There has been relatively little study on time-dependent mechanical properties of nanowires, in spite of their importance for the design, fabrication and operation of nanoscale devices. Here we report a dislocation-mediated, time-dependent and fully reversible plastic behaviour in penta-twinned silver nanowires. In situ tensile experiments inside scanning and transmission electron microscopes show that penta-twinned silver nanowires undergo stress relaxation on loading and complete plastic strain recovery on unloading, while the same experiments on single-crystalline silver nanowires do not exhibit such a behaviour. Molecular dynamics simulations reveal that the observed behaviour in penta-twinned nanowires originates from the surface nucleation, propagation and retraction of partial dislocations.
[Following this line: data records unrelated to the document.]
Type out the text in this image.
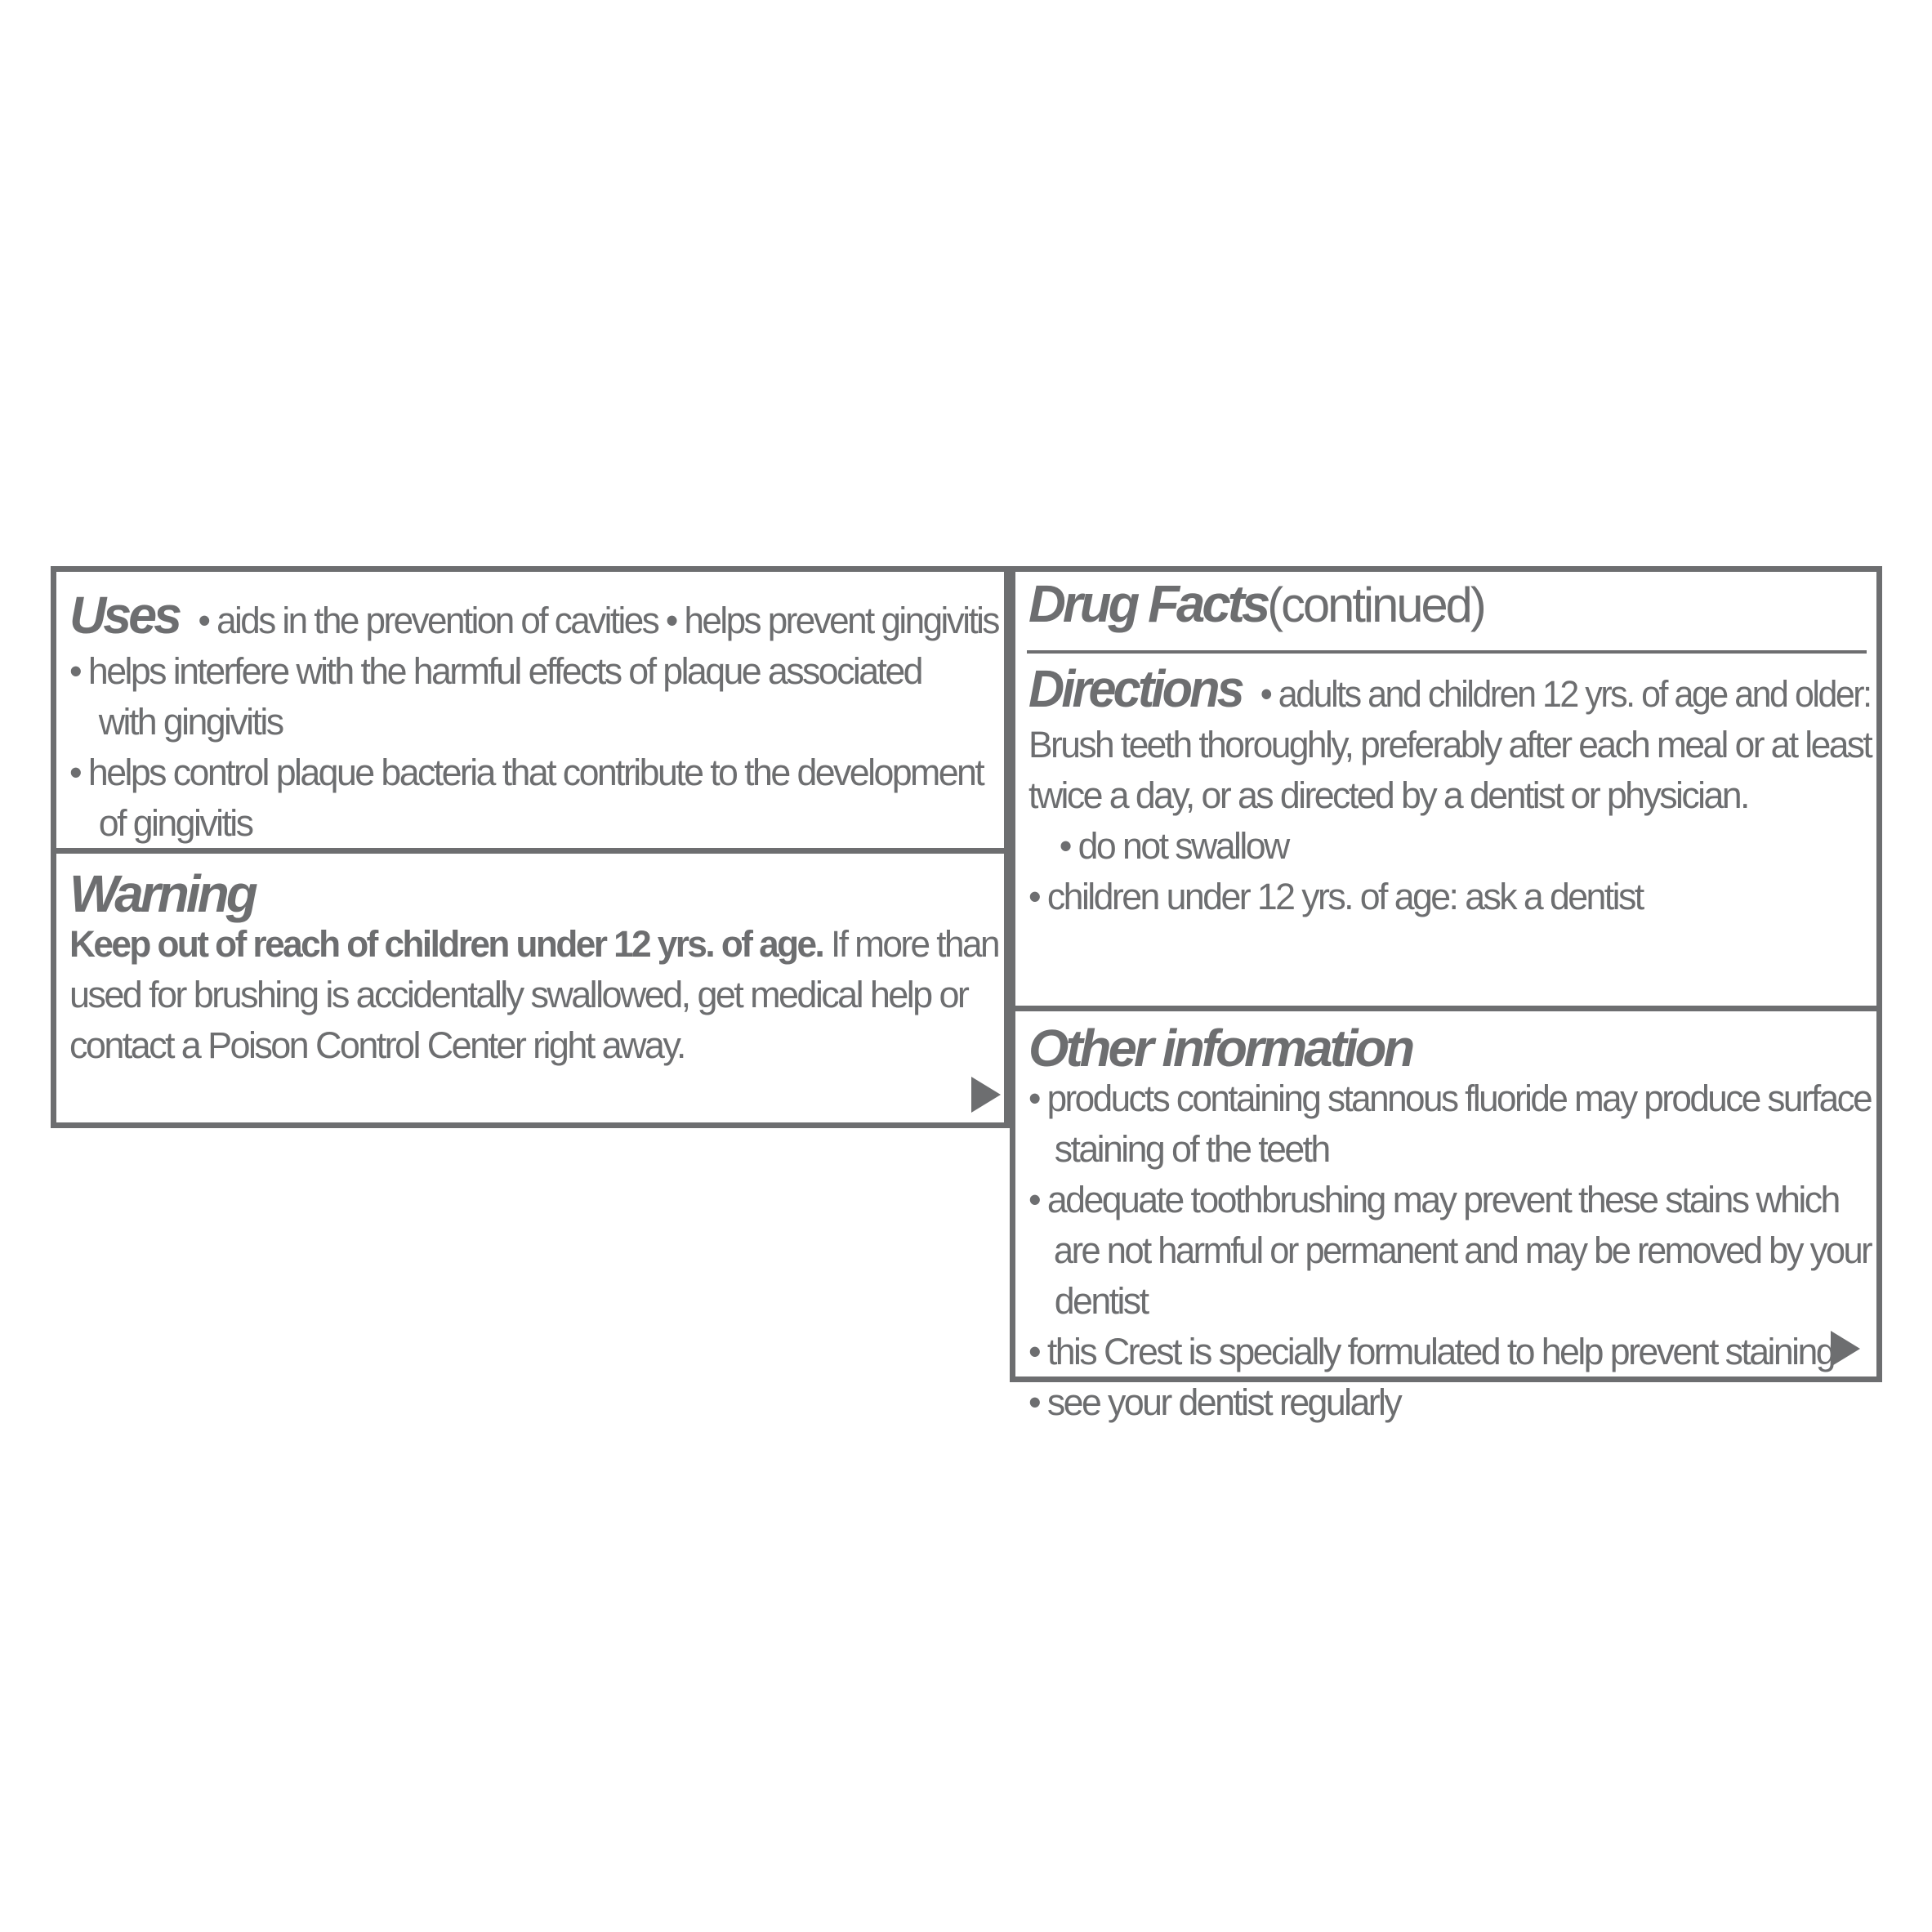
Uses • aids in the prevention of cavities • helps prevent gingivitis
• helps interfere with the harmful effects of plaque associated
with gingivitis
• helps control plaque bacteria that contribute to the development
of gingivitis
Warning
Keep out of reach of children under 12 yrs. of age. If more than
used for brushing is accidentally swallowed, get medical help or
contact a Poison Control Center right away.
Drug Facts(continued)
Directions • adults and children 12 yrs. of age and older:
Brush teeth thoroughly, preferably after each meal or at least
twice a day, or as directed by a dentist or physician.
• do not swallow
• children under 12 yrs. of age: ask a dentist
Other information
• products containing stannous fluoride may produce surface
staining of the teeth
• adequate toothbrushing may prevent these stains which
are not harmful or permanent and may be removed by your
dentist
• this Crest is specially formulated to help prevent staining
• see your dentist regularly
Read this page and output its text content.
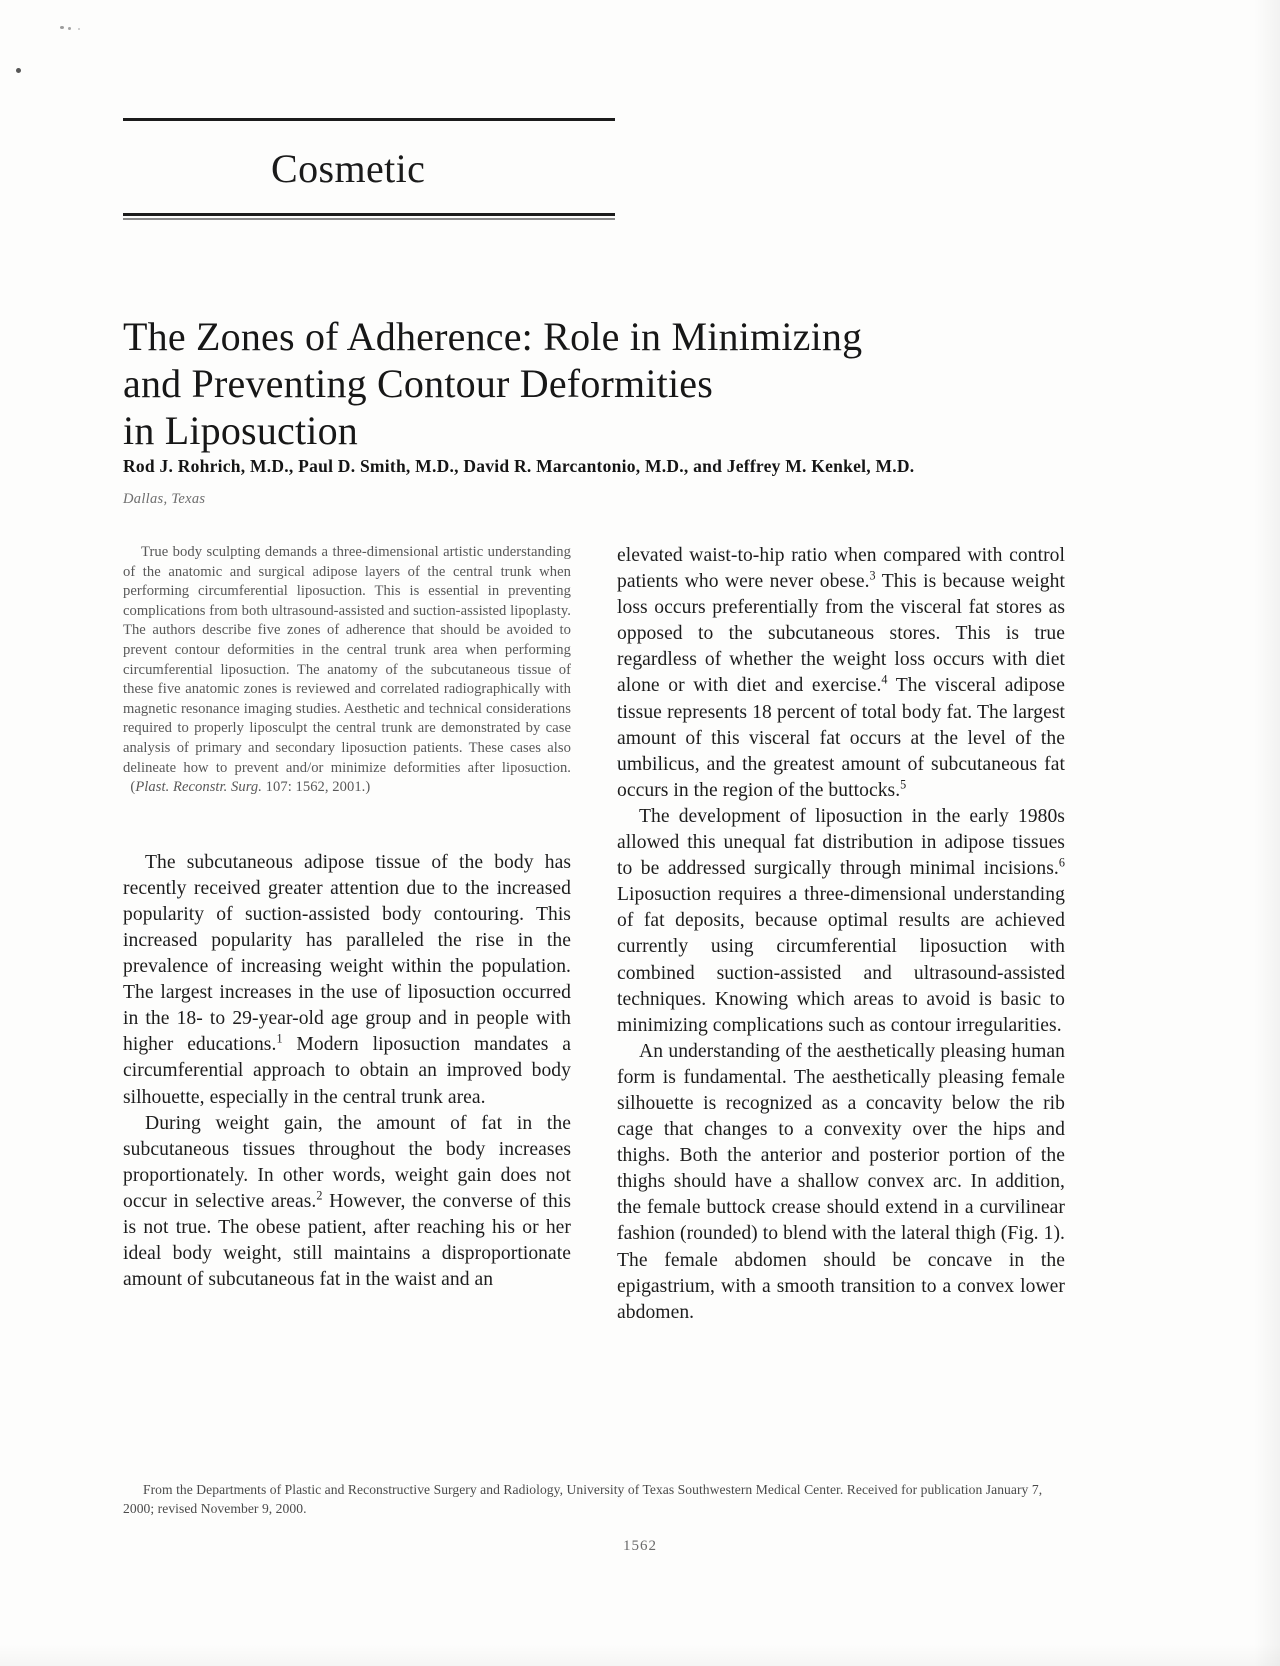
Cosmetic
The Zones of Adherence: Role in Minimizing
and Preventing Contour Deformities
in Liposuction
Rod J. Rohrich, M.D., Paul D. Smith, M.D., David R. Marcantonio, M.D., and Jeffrey M. Kenkel, M.D.
Dallas, Texas
True body sculpting demands a three-dimensional artistic understanding of the anatomic and surgical adipose layers of the central trunk when performing circumferential liposuction. This is essential in preventing complications from both ultrasound-assisted and suction-assisted lipoplasty. The authors describe five zones of adherence that should be avoided to prevent contour deformities in the central trunk area when performing circumferential liposuction. The anatomy of the subcutaneous tissue of these five anatomic zones is reviewed and correlated radiographically with magnetic resonance imaging studies. Aesthetic and technical considerations required to properly liposculpt the central trunk are demonstrated by case analysis of primary and secondary liposuction patients. These cases also delineate how to prevent and/or minimize deformities after liposuction.   (Plast. Reconstr. Surg. 107: 1562, 2001.)

The subcutaneous adipose tissue of the body has recently received greater attention due to the increased popularity of suction-assisted body contouring. This increased popularity has paralleled the rise in the prevalence of increasing weight within the population. The largest increases in the use of liposuction occurred in the 18- to 29-year-old age group and in people with higher educations.$^1$ Modern liposuction mandates a circumferential approach to obtain an improved body silhouette, especially in the central trunk area.

During weight gain, the amount of fat in the subcutaneous tissues throughout the body increases proportionately. In other words, weight gain does not occur in selective areas.$^2$ However, the converse of this is not true. The obese patient, after reaching his or her ideal body weight, still maintains a disproportionate amount of subcutaneous fat in the waist and an

elevated waist-to-hip ratio when compared with control patients who were never obese.$^3$ This is because weight loss occurs preferentially from the visceral fat stores as opposed to the subcutaneous stores. This is true regardless of whether the weight loss occurs with diet alone or with diet and exercise.$^4$ The visceral adipose tissue represents 18 percent of total body fat. The largest amount of this visceral fat occurs at the level of the umbilicus, and the greatest amount of subcutaneous fat occurs in the region of the buttocks.$^5$

The development of liposuction in the early 1980s allowed this unequal fat distribution in adipose tissues to be addressed surgically through minimal incisions.$^6$ Liposuction requires a three-dimensional understanding of fat deposits, because optimal results are achieved currently using circumferential liposuction with combined suction-assisted and ultrasound-assisted techniques. Knowing which areas to avoid is basic to minimizing complications such as contour irregularities.

An understanding of the aesthetically pleasing human form is fundamental. The aesthetically pleasing female silhouette is recognized as a concavity below the rib cage that changes to a convexity over the hips and thighs. Both the anterior and posterior portion of the thighs should have a shallow convex arc. In addition, the female buttock crease should extend in a curvilinear fashion (rounded) to blend with the lateral thigh (Fig. 1). The female abdomen should be concave in the epigastrium, with a smooth transition to a convex lower abdomen.

From the Departments of Plastic and Reconstructive Surgery and Radiology, University of Texas Southwestern Medical Center. Received for publication January 7, 2000; revised November 9, 2000.
1562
More specifically, vacancies reduce dislocation nucleation barrier, facilitating stress relaxation, while the twin boundaries and their intrinsic stress field promote retraction of partial dislocations, resulting in full strain recovery.

1D nanostructures are widely regarded as important building blocks for a broad range of applications. Here, the authors study dislocation-mediated plastic deformation in penta-twinned silver nanowires, finding that in situ deformation at small to moderate strains can be entirely reversible.